- Azerbaijani: Günəşli
- Guneshli
- Coordinates: 38°47′28″N 48°28′17″E﻿ / ﻿38.79111°N 48.47139°E
- Country: Azerbaijan
- District: Lerik

Population^{[citation needed]}
- • Total: 1,022
- Time zone: UTC+4 (AZT)
- • Summer (DST): UTC+5 (AZT)

= Günəşli, Lerik =

Günəşli (Ozobijon), (until 2008, Azərbaycan, Azerbagjan, and Azerbaijan) is a village and municipality in the Lerik District of Azerbaijan. It has a population of 1,022. The municipality consists of the villages of Guneshli and Babagil.

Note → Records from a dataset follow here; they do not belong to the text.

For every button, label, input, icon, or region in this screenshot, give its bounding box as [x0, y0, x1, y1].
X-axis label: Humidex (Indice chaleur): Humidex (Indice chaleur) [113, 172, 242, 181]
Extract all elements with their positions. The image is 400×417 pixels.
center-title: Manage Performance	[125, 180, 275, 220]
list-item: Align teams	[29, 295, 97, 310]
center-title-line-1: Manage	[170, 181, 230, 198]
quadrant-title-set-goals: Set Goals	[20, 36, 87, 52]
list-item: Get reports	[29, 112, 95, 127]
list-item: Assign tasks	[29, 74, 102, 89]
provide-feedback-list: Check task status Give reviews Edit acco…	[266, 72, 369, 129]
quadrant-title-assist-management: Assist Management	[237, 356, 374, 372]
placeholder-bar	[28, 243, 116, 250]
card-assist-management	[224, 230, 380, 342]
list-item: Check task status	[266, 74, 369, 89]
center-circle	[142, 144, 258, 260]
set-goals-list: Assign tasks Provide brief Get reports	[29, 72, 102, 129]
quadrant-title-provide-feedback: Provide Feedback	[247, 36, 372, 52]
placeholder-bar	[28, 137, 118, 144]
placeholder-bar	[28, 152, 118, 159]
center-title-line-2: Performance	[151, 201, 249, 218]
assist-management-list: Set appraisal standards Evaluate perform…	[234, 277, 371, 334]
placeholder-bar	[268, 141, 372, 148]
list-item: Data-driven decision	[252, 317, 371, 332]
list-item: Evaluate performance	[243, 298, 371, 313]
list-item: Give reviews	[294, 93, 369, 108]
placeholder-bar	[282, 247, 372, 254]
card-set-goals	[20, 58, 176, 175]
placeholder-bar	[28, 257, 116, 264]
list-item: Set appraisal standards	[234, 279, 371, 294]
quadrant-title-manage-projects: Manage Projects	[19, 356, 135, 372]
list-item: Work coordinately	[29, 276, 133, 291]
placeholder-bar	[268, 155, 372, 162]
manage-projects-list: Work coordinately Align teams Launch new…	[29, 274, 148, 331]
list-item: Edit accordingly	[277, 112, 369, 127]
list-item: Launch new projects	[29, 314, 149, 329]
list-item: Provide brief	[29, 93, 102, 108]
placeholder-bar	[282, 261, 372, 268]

The village's prior name, "Azərbaycan", means "Azerbaijan" in the Azerbaijani language.

==Waterfall==
The Guneshli waterfall is a waterfall in Günəşli located at the depth of the dense forest. On May 8, 2007, by the decision of the National Assembly of the Republic of Azerbaijan the village included in the administrative territory of Noda village of Lerik District was named Guneshli. Guneshli waterfall is located at a height of 1000m above sea level. The height of Guneshli waterfall is 7 meters and its width is 5 meters The Guneshli waterfall swiftly flows and is divided into tributaries called Varazu and Vizazamin separately. These two tributaries together are called Lerikrivers.